When I was a young reporter for the Portland Newspapers back in the 70s, I really believed that things that I wrote about were important, and that bringing controversial issues to people's attention helped to make a difference. I believe that today. I'm not sure whether I still believe it, or whether I believe it again. At this point in my life, I can't remember a lot of the in-between things that have gotten me from there to here. Suffice it to say, people can't change anything if they don't know about it.

Which brings me to the subject of my first blog: "Kinggate." If you recall, this involved several members of the Maine Republican Party searching an 8th grade King Middleschool classroom after noticing what one member described as "anti-American" material posted on the walls and elsewhere in the room. The party members were using the classroom while attending their party's state convention. Apparently some members thought the messages contained in the artwork and other material posted offended one's sense of political decency.

So, one or more of them apparently searched the room, removed some of the offending material, replaced it with GOP slogans and the like, and left the teacher a note that read: "A Republican was here. What gives you the right to propagandize impressionable kids?" The offending material rifled through or removed included a poster depicting the U.S. Labor Movement, copies of the U.S. Constitution that were donated by the American Civil Liberties Union, and a collage that included an image of George W. Bush throwing the word "peace" into a trash can, among other things.

Later, in an interview, one member criticized the teacher for encouraging the teaching of what he thought were "un American" ideas.

Un-American concepts like freedom of speech and expression? So just remove them and replace them with GOP slogans. Four legs good; two legs bad, maybe? I am neither a Democrat nor a Republican, so I'm not slamming Republicans across the board. But I do think that these so-called Republicans have gotten too caught up in what they might think are the tenets of their party's philosophy. It's really just overzealous and rather childish behavior.

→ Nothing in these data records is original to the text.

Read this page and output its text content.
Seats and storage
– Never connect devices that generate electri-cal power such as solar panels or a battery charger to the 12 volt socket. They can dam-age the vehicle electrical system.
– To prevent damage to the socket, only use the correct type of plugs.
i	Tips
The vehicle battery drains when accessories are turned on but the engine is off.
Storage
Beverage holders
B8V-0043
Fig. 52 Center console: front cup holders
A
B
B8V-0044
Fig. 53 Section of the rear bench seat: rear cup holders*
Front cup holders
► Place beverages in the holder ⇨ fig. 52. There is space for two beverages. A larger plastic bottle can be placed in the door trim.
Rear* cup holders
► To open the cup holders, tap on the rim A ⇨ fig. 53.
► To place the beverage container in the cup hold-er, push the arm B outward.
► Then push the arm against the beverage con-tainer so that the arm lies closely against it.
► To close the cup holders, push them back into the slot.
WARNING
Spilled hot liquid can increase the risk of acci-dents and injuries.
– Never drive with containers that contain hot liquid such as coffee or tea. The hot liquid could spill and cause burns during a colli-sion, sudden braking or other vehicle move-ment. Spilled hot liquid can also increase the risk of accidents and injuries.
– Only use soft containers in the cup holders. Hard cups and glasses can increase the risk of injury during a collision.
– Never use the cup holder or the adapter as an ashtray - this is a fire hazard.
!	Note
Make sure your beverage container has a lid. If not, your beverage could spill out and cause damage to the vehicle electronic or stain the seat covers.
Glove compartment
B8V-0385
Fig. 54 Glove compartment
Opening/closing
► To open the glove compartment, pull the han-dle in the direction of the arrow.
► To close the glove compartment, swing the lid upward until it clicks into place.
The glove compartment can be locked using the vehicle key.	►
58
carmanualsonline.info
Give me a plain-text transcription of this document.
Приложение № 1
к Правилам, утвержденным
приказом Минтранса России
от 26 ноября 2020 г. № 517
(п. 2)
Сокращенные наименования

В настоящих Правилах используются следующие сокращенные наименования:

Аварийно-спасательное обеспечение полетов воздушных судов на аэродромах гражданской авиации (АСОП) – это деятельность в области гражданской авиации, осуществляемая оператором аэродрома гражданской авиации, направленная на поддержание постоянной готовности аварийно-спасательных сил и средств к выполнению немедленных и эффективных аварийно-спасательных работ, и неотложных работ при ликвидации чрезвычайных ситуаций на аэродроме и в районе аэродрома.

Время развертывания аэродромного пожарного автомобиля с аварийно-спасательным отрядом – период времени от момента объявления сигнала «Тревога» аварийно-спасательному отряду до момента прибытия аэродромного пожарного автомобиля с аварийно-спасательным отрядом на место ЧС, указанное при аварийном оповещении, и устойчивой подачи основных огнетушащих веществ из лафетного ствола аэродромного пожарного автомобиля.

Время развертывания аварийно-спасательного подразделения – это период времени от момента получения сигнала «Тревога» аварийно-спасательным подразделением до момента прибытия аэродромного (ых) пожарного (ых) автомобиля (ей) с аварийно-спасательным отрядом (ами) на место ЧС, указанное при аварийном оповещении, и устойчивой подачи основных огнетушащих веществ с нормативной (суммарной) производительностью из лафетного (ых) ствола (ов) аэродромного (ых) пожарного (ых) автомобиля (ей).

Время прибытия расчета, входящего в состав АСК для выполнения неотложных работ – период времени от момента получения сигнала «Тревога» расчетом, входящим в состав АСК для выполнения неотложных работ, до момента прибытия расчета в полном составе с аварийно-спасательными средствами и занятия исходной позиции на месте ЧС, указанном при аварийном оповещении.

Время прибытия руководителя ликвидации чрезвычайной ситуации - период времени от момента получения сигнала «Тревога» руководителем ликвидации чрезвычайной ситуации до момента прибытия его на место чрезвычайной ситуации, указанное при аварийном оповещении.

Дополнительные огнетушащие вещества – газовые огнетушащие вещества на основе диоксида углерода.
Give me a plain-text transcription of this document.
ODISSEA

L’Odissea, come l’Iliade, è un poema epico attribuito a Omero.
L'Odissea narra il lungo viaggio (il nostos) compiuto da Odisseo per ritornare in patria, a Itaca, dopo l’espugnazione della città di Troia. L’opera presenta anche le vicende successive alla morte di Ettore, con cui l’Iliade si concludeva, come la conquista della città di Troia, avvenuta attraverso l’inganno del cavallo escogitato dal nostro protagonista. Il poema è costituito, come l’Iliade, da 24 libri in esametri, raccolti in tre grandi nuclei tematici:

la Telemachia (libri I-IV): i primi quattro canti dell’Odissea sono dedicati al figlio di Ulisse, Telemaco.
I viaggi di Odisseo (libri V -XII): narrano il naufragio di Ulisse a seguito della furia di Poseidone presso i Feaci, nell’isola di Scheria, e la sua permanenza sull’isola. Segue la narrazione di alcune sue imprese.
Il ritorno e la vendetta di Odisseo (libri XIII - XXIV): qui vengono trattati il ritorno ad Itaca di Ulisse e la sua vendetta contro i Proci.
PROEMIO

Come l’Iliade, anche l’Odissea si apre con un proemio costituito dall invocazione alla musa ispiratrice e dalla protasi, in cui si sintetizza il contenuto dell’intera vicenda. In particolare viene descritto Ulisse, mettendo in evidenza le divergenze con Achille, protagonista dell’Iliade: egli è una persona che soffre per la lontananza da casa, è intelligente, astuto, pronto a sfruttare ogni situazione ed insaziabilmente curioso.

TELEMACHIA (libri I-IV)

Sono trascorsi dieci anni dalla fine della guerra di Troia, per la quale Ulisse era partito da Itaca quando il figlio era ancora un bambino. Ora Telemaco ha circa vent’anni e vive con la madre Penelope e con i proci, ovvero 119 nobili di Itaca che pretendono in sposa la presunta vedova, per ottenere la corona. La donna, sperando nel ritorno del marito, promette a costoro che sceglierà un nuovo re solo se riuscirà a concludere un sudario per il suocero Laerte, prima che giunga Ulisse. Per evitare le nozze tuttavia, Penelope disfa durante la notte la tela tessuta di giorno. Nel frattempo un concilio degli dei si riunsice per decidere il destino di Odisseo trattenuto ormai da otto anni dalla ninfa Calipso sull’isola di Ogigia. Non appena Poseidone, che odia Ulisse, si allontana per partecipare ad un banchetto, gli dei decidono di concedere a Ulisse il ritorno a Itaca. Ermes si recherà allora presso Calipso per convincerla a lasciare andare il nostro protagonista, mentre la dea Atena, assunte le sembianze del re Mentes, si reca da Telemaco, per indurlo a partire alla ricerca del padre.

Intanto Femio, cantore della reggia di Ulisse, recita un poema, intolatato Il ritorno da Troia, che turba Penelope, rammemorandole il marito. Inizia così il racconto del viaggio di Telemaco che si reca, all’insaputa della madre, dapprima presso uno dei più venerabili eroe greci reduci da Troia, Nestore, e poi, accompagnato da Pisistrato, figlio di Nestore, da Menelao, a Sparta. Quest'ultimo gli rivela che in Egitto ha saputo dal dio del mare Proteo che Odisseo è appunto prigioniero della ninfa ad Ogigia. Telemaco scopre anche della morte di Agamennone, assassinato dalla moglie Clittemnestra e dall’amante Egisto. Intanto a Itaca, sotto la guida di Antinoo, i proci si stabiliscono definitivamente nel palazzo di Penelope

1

Politics, you say? No, this isn't politics. This goes beyond the juvenile playground antics I've been talking about. This is people calling themselves politicians or Republicans but not understanding what either term means. This incident gives us a glimpse of where the fringes are -- and there are fringes to every political party.

These particular individuals should have been marched down to the principal's office and made to write on yellow lined paper 350 times: "I am glad I live in a free country."